In college he thought being a moviemaker meant being like Alfred Hitchcock or John Ford. Later, however, he came in contact with noted still photographers and photojournalists whose work stayed with Burns, on some level leading him toward documentaries which coincided nicely with his strong interest in American history.
“The job of a filmmaker is to tell stories,” he noted, explaining how storytellers have been revered members of society going back to the earliest and most primitive cultures, offering both information and entertainment.
Over the course of his 40-year career Burns, first working with his brother Ric and later with Lynn Novick, has been responsible for a series of groundbreaking documentaries that have become staples on Public Broadcasting and used by educators in the classroom. His films tell the stories of such American cornerstones as “Baseball,” “Jazz,” the “Brooklyn Bridge,” “The National Parks: America’s Best Idea,” “The Dustbowl,” “Prohibition,” “The War,” about World War II and its defining impact on Western Civilization, as well as his transformative “The Civil War.” He treaded into contemporary controversies with “The Central Park Five,” offering an expose on five African-American youths wrongfully convicted for a 1989 rape.

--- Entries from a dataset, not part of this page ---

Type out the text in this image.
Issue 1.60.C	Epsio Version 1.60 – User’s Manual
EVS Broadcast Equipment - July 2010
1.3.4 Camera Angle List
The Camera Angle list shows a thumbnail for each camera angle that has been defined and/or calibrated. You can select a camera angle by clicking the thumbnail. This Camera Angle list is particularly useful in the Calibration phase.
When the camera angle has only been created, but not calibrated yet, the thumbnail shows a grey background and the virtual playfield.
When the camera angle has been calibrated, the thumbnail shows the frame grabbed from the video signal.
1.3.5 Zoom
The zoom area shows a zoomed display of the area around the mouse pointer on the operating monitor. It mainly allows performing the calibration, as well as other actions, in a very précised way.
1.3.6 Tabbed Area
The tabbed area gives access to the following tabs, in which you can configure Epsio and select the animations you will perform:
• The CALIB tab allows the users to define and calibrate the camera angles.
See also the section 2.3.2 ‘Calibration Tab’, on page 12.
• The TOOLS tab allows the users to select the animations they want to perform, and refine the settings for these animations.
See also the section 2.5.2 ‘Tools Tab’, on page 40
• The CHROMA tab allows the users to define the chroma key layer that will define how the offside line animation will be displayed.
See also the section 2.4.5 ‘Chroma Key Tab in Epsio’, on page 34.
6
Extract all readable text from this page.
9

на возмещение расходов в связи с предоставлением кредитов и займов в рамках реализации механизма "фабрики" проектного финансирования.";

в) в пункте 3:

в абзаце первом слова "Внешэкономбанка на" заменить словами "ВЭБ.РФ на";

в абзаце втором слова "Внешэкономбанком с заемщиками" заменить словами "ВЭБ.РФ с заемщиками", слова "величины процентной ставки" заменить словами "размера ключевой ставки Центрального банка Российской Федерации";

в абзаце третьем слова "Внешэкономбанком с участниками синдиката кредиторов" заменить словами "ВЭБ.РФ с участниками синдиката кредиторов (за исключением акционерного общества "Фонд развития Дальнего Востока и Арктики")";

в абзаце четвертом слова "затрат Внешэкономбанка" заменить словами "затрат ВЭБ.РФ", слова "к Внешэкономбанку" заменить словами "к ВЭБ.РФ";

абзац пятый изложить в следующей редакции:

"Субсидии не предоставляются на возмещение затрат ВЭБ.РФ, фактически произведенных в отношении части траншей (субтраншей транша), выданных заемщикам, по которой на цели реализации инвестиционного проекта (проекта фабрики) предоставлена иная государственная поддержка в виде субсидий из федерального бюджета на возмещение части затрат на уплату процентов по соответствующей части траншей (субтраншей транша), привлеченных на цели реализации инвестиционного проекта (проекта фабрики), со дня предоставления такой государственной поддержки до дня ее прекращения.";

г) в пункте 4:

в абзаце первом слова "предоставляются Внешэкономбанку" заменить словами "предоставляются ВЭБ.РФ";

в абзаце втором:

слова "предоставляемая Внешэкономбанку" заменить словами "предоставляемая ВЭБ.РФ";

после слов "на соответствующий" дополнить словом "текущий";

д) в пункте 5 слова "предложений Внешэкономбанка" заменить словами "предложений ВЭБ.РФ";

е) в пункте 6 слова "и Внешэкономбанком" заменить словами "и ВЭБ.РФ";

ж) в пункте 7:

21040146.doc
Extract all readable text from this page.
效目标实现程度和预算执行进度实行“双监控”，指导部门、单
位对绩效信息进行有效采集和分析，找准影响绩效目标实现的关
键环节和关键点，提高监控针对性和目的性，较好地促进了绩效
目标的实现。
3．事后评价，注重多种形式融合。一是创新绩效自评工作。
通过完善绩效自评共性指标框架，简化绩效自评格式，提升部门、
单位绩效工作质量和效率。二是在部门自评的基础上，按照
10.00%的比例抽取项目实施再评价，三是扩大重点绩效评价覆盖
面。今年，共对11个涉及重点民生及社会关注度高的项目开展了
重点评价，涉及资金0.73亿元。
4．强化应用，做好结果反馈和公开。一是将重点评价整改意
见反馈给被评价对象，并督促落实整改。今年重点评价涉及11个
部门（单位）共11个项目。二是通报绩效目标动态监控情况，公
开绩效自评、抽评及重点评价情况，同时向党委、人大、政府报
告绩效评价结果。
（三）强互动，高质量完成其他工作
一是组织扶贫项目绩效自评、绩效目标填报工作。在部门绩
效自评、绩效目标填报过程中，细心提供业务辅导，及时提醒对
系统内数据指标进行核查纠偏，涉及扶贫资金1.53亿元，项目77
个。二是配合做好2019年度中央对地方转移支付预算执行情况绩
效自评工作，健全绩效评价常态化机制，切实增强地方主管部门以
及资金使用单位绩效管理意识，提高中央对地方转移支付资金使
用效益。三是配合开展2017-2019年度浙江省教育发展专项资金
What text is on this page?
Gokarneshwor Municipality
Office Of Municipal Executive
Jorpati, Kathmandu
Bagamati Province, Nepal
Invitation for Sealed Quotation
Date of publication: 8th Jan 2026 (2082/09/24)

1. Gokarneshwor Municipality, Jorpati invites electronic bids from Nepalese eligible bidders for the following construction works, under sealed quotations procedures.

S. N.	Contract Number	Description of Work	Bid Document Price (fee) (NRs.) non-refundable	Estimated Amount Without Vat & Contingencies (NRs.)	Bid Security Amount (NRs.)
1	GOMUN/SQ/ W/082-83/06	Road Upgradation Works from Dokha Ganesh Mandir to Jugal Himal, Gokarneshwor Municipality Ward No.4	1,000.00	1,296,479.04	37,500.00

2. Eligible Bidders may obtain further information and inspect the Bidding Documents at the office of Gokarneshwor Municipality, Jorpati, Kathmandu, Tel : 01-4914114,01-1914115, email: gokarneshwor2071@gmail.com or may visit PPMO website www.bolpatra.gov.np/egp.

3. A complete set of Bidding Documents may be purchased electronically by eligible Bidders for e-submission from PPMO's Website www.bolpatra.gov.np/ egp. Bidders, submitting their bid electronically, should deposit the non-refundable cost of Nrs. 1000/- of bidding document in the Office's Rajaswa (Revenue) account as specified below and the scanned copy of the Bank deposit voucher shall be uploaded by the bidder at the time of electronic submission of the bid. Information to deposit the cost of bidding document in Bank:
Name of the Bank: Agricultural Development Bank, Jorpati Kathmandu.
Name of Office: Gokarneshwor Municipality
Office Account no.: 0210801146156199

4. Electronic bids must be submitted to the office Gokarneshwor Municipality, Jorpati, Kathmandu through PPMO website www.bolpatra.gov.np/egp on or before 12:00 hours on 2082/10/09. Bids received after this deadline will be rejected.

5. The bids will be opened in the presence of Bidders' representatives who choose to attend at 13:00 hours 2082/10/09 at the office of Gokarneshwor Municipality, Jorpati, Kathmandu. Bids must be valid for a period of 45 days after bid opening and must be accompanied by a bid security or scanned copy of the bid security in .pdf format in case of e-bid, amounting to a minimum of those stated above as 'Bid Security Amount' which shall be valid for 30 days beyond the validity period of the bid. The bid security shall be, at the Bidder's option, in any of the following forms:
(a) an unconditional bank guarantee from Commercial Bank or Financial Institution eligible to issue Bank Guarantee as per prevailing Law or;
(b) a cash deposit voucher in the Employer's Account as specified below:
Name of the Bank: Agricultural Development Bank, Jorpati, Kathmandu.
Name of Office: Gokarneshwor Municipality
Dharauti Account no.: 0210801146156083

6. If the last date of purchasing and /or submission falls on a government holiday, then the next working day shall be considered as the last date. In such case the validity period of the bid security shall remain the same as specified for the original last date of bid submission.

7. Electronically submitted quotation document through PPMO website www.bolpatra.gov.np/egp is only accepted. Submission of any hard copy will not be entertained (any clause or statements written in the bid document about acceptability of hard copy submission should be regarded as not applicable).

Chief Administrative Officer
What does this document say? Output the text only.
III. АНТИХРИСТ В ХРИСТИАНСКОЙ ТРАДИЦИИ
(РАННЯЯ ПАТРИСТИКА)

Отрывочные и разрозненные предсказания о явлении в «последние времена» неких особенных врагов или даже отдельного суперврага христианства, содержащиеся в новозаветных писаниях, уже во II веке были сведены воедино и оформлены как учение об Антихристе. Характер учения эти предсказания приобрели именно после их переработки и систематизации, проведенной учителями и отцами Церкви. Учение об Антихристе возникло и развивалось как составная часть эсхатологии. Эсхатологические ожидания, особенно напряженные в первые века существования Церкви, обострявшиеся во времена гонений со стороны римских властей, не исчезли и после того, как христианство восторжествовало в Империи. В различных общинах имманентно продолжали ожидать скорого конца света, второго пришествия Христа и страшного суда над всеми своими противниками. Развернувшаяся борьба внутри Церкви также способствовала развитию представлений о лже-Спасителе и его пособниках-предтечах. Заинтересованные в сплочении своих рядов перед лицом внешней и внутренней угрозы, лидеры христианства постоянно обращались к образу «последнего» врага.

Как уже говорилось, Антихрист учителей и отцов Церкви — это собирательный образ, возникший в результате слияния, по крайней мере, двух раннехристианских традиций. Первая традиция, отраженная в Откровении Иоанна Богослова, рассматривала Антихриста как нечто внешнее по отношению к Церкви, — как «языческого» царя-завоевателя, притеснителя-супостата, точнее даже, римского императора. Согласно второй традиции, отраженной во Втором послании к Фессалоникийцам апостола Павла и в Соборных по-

His latest, the 18-hour-long “The Vietnam War,” details the odyssey of that conflict that divided the nation politically and culturally, arguably to this day. Burns and Novick spent 10 years working on that film, often putting the final touches on the work in a converted barn near his home in a small New Hampshire community.
Burns is currently working on films on country music, Ernest Hemingway and on standup comedy.
His films are noted for their interviews with the famous and the common, telling the compelling, often detail-rich stories of their involvement in larger events, or actors reading from letters and volumes of the period to present verbal images to complement the visual ones – used to great effect in “The Civil War.”
Marking much of his work, is the use of music. The music becomes part of the narrative, Burns explained, incorporating it as the film is being put together. This is particularly true for his Vietnam film, he said, with the ‘60s soundtrack playing such an important part of moving the story forward. He was able to secure hard-to-come-by approval to use songs by The Beatles and Bob Dylan, which opened the door to incorporate other titles he may have not otherwise gotten the rights to use, Burns said.
“There are no such things as black and white,” he said, and that’s what strikes him as vital to the stories he tells. “There are only shades of gray.”
“There are many, many truths operating in the gray,” he said.
What also resonates with the 64-year-old filmmaker is how history, he said, while not exactly repeating itself, “it rhymes,” according to a quote often attributed to Mark Twain. What that means, Burns explained, is how history recurs in a somewhat reimaged way. He points to the debate on race, the Virginia battle flag – often erroneously called the Confederate flag – and monuments to Confederate leaders that is raging now, 150 years after the Civil War, continuing to divide the nation. Or the recent incidents in Charlottesville, Virginia, where neo-Nazi and white supremacist groups marched. “We thought World War II did away with that Nazi thing. It didn’t.”
While researching for the Vietnam film, Burns was reintroduced to details about a nation deeply divided, resulting in widespread demonstrations; a White House obsessed with leaks, complaining the national media were misrepresenting officials’ actions and incorrectly reporting their efforts, while looking to put out fires from multiple scandals. “Wow, we are talking about the present” as much as 50 years ago, Burns realized.
“That’s the gift of history,” he offered as a takeaway.
Burns has won 15 Emmy awards and was twice nominated for an Academy Award. The Academy of Television Arts and Sciences in 2008 presented Burns with its Lifetime Achievement Award for his nearly four-decade career.